I particularly like this quote of Wells, cited by that trenchant former Lutheran:
This is probably the first time that Christian people anywhere in the West have thought that ecclesiastical architecture is, in principle, offensive, that religious symbols, such as crosses, should be banned from churches, that pulpits should be abandoned, that hymns should be abolished, that pews should be sent to the garbage dump, and that pianos and organs should be removed. All of this has been happening on the forefront of this movement. This is probably the first time, too, that churchgoers have wanted their buildings to be mistaken for corporate headquarters or country clubs.
I remember, ages ago, a conference where a noted “church growth” guru was holding forth. This was far back in the ‘80’s, when the blueprints for the megachurch society were being drawn. It was a grand coalition: old-timey pentecostalists; very chic “Third Wave” signs-and-wonders charismatics (from John Wimber’s folk); honest-to-goodness orthodox mainline clergy who today would be called “crunchy cons”; Christian marketing and development specialists; and progressive revivalists; were all flocking to the famous workshops marketed under the aegis of the Charles Fuller Institute, especially those run by the likes of C. Peter Wagner, Carl George, and the not-yet-focus-driven-Rick Warren (he looked different back then).

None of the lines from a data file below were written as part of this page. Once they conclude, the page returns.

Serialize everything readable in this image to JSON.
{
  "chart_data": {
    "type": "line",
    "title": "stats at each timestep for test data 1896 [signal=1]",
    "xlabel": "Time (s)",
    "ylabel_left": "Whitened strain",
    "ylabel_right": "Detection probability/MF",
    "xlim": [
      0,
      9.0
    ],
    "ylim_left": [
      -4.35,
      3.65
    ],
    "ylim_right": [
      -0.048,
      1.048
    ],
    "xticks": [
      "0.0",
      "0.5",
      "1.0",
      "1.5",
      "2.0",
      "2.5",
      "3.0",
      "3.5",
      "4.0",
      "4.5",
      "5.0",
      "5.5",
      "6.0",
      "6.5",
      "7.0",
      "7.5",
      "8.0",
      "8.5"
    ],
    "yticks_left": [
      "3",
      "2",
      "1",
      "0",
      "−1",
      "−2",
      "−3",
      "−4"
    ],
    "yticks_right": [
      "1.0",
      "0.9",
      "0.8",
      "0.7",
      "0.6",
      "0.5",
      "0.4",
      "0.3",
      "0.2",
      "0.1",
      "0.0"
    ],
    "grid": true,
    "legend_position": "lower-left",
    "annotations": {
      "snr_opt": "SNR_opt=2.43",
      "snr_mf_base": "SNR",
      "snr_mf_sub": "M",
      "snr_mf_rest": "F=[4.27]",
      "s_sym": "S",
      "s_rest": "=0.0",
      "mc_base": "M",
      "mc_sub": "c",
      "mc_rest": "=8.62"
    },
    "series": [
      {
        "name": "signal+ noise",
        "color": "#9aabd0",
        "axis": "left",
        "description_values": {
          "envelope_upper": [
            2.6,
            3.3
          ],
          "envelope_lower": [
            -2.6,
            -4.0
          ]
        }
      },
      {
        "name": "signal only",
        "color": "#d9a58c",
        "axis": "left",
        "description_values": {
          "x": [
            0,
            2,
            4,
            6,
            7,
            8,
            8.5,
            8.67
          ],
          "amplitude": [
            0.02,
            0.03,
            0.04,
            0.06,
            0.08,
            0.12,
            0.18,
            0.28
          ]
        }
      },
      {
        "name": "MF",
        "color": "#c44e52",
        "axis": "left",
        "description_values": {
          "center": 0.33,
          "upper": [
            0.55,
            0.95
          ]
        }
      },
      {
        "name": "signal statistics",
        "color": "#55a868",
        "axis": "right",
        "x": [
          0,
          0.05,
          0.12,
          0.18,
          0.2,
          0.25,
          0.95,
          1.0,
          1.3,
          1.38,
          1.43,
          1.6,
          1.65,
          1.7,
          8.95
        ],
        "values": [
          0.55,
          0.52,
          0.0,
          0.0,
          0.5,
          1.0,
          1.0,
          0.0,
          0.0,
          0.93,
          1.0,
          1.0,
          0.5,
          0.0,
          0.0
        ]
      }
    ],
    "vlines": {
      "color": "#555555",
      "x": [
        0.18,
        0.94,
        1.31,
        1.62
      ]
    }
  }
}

The thing I remember especially, at an overhead-projected-pre-power-point presentation, was this remark that said it all: “Seminarians are taught too much Bible and doctrine in seminary, and not enough administration.” And just in case the audience didn’t get it, the speaker repeated himself in that Nuremberg sort of anaphora one usually finds in Amway cheer-meetings: “Pastors know all they need to know about religion. What they don’t know is the business of growing the church.”
A cold, clammy hand wrapped its fingers around my mind that day, and I willingly – for a while – took up the banner of “evangelism uber alles.” Under that banner, we embraced a deep pragmatic program of subjecting everything to the “operational definition” of evangelism, which is simply recruitment and institutional development. In other words, it was the same terms from the marketplace hoisted out of Wall Street and foisted onto the church.
Why not? In the post-modern climate of dismissing everything old as dull, ineffective and “irrelevant,” there wasn’t anything Biblically wrong with changing forms and structures. This stuff was all just cultural dross. What mattered was the content of the Gospel, just that simple radical of the “crisis initiation” of a person associating himself with Christ, and calling that radical experience “salvation.” Everything else was “discipleship,” group assimilation, and further institutional development (aka “evangelism” or “mission”).
The groundwork for the megachurch movement was laid down in the church growth movement of Win Arn, Lyle Schaller, and most notably C. Peter Wagner. The philosophy, as put down by an old colleague of mine (who is still the numero uno guru of church planting in my old denomination, whom I admire for his undeniable success), is nutshelled by this maxim:
It matters little in church growth what you teach. The only thing that matters is that you make enough “people spots” for people to fill them. When the sociological “spots” are made, people will fill them.
And then, to prove his point, he added: If you don't believe me, look at the Mormons. Look at the PTL Club. Those people are really good at making "people spots."
(Today, I would add the Muslims.)
Almost sounds like “nature abhors a vacuum,” doesn’t it?
In addition to Wells’ undoubtedly valuable sociological analysis of the megachurch movement, what remains is a cultural and doctrinal analysis. I suggest that the megachurch movement is a phenomenon that could only happen in a post-modern environment.
I suggest, too, that the church growth movement long ago jettisoned dogma and religion, and as a result, produced today’s megachurches which are less about Christ, and a whole lot more about kitsch.